Tata Motors has recently tied up with MG Rover of UK whereby Tata Motors will supply one lakh units of Indica to be sold as CityRover in UK over a five year period. This gives the company the much needed foothold in Europe.

Mahindra & Mahindras sport utility vehicle Scorpio after achieving success domestically is now slated for an overseas drive. The SUV is slated for its Europe foray by December. It is also looking at host of new markets.

A large number of Indian companies are again seriously looking at China to make their presence felt. These include International Travel House and Raymond. Some of the established players in China like Infosys and Tata Consultancy Services (TCS) is looking at expanding their presence there.

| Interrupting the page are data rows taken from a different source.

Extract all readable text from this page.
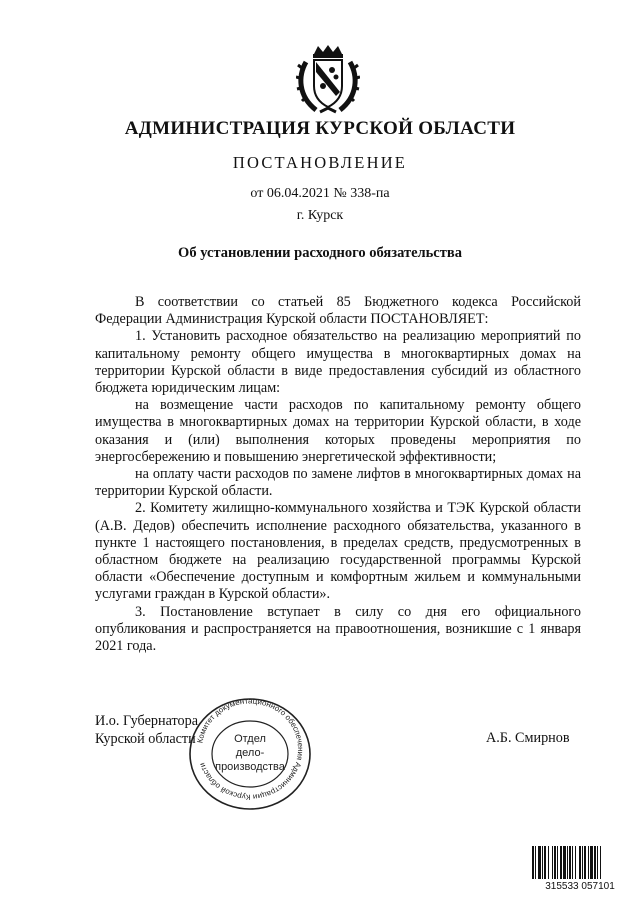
АДМИНИСТРАЦИЯ КУРСКОЙ ОБЛАСТИ
ПОСТАНОВЛЕНИЕ
от 06.04.2021 № 338-па
г. Курск
Об установлении расходного обязательства

В соответствии со статьей 85 Бюджетного кодекса Российской Федерации Администрация Курской области ПОСТАНОВЛЯЕТ:

1. Установить расходное обязательство на реализацию мероприятий по капитальному ремонту общего имущества в многоквартирных домах на территории Курской области в виде предоставления субсидий из областного бюджета юридическим лицам:

на возмещение части расходов по капитальному ремонту общего имущества в многоквартирных домах на территории Курской области, в ходе оказания и (или) выполнения которых проведены мероприятия по энергосбережению и повышению энергетической эффективности;

на оплату части расходов по замене лифтов в многоквартирных домах на территории Курской области.

2. Комитету жилищно-коммунального хозяйства и ТЭК Курской области (А.В. Дедов) обеспечить исполнение расходного обязательства, указанного в пункте 1 настоящего постановления, в пределах средств, предусмотренных в областном бюджете на реализацию государственной программы Курской области «Обеспечение доступным и комфортным жильем и коммунальными услугами граждан в Курской области».

3. Постановление вступает в силу со дня его официального опубликования и распространяется на правоотношения, возникшие с 1 января 2021 года.

И.о. Губернатора
Курской области	А.Б. Смирнов
Комитет документационного обеспечения Администрации Курской области
Отдел
дело-
производства
315533 057101
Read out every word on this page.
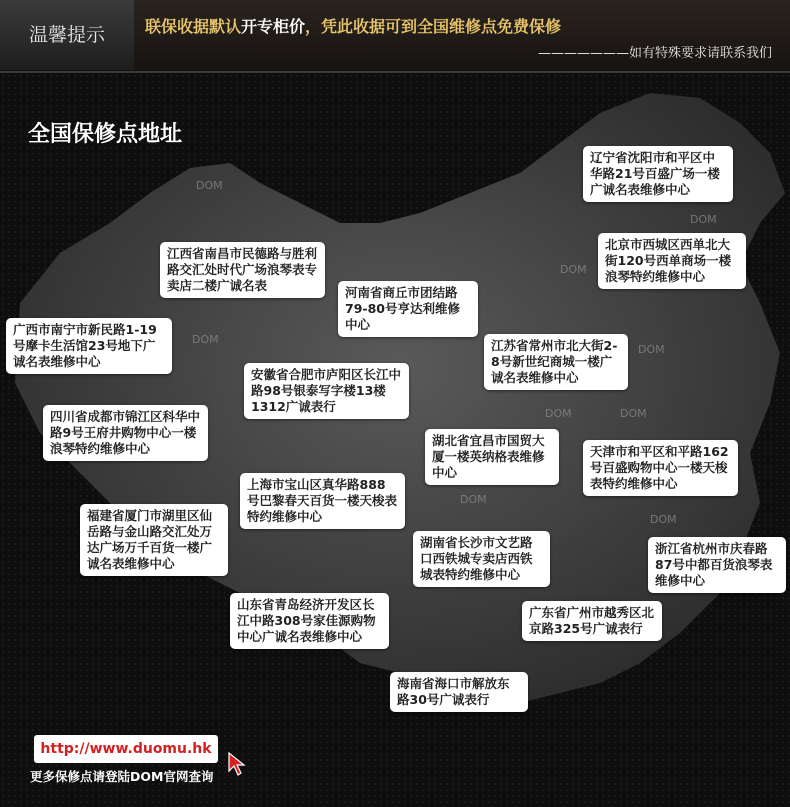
温馨提示	联保收据默认开专柜价，凭此收据可到全国维修点免费保修
———————如有特殊要求请联系我们
全国保修点地址
DOM
DOM
DOM
DOM
DOM
DOM	DOM
DOM
DOM
辽宁省沈阳市和平区中华路21号百盛广场一楼广诚名表维修中心
北京市西城区西单北大街120号西单商场一楼浪琴特约维修中心
江西省南昌市民德路与胜利路交汇处时代广场浪琴表专卖店二楼广诚名表	河南省商丘市团结路79-80号亨达利维修中心
广西市南宁市新民路1-19号摩卡生活馆23号地下广诚名表维修中心
江苏省常州市北大街2-8号新世纪商城一楼广诚名表维修中心
安徽省合肥市庐阳区长江中路98号银泰写字楼13楼1312广诚表行
四川省成都市锦江区科华中路9号王府井购物中心一楼浪琴特约维修中心
湖北省宜昌市国贸大厦一楼英纳格表维修中心
天津市和平区和平路162号百盛购物中心一楼天梭表特约维修中心
上海市宝山区真华路888号巴黎春天百货一楼天梭表特约维修中心
福建省厦门市湖里区仙岳路与金山路交汇处万达广场万千百货一楼广诚名表维修中心
湖南省长沙市文艺路口西铁城专卖店西铁城表特约维修中心
浙江省杭州市庆春路87号中都百货浪琴表维修中心
山东省青岛经济开发区长江中路308号家佳源购物中心广诚名表维修中心
广东省广州市越秀区北京路325号广诚表行
海南省海口市解放东路30号广诚表行
http://www.duomu.hk
更多保修点请登陆DOM官网查询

In the pharma sector, Orchid Chemicals and Pharmaceuticals Ltd exports its products to a slew of countries and has recently made a foray into the Chinese market by setting up a 50:50 joint venture with North China Pharmaceutical Corporation. The first phase of the $25 million venture has already commenced commercial operations. Orchid has invested $ 5 million in the equity of the JV. The JV has a capacity to produce 300 million tonne bulk active drugs per annum. Orchid early this year had acquired the assets, brands and business of Chennai-based formulation company, Mano Pharmaceuticals Ltd, for a consideration of Rs 26 crore. Further, to enhance its new drug discovery capacity, the company had entered into a joint venture agreement with the California-based BEXEL Biotechnology Inc for setting up a new drug discovery firm in the US. The new firm, BEXEL Pharmaceuticals Inc would concentrate on developing new molecules for various critical illness and commercialise it by licensing it to MNC pharma companies.

Say R Raghavendra Rao, managing director, Orchid Chemicals and Pharmaceuticals Ltd: Indian pharma companies have some fundamental strengths to emerge as MNCs in the global space. First, we are very strong in chemistry, R&D and clinical trials. We can leverage these strengths to manufacture products which are becoming generic both in bulk as well as dosage form on a global scale and be competitive. Some are already doing this and Orchid will also follow suit. Further, India is very strong in clinical and basic research. This stems from the low cost advantage we enjoy.

Healthcare is another area here Indian corporates have smelt opportunities outside the country. Apollo Hospitals has set up a super specialty hospital in Sri Lanka recently. Further, the healthcare major is in the process of implementing a mega hospital project for Petronas in Malaysia. The companys overseas strategy is based on managing the hospitals rather than investing in healthcare infrastructure. It is also in talks with several gulf countries for managing state-run hospitals. Says Dr Prathap C Reddy, Chairman, Apollo Hospitals Group: Apollo is looking at the tremendous opportunities in managing hospitals in Afro-Asian region.

The Challenges
But despite the fresh fillip that Indian companies have got in its globalisation drive, there will be a number of issues that they will have to cope with in future. People, cultural issues and increasing opposition from the new markets will be a few of these hurdles. Further, a growing Indian economy both helps and hinders such moves. Being a large domestic market, where products are profitable, there is less incentive to go global. On the other hand, the resource advantages like people give a comparative advantage to compete in the world markets. Increasingly in future, there will be the balance that Indian companies will need to make. Finally, there could also be threats from the foreign multinationals themselves. Sums up M B Athreya, The big foreign MNCs are just beginning to be concerned. The Indian growth story will both attract and worry them. In many sectors, a few companies are potential MNCs.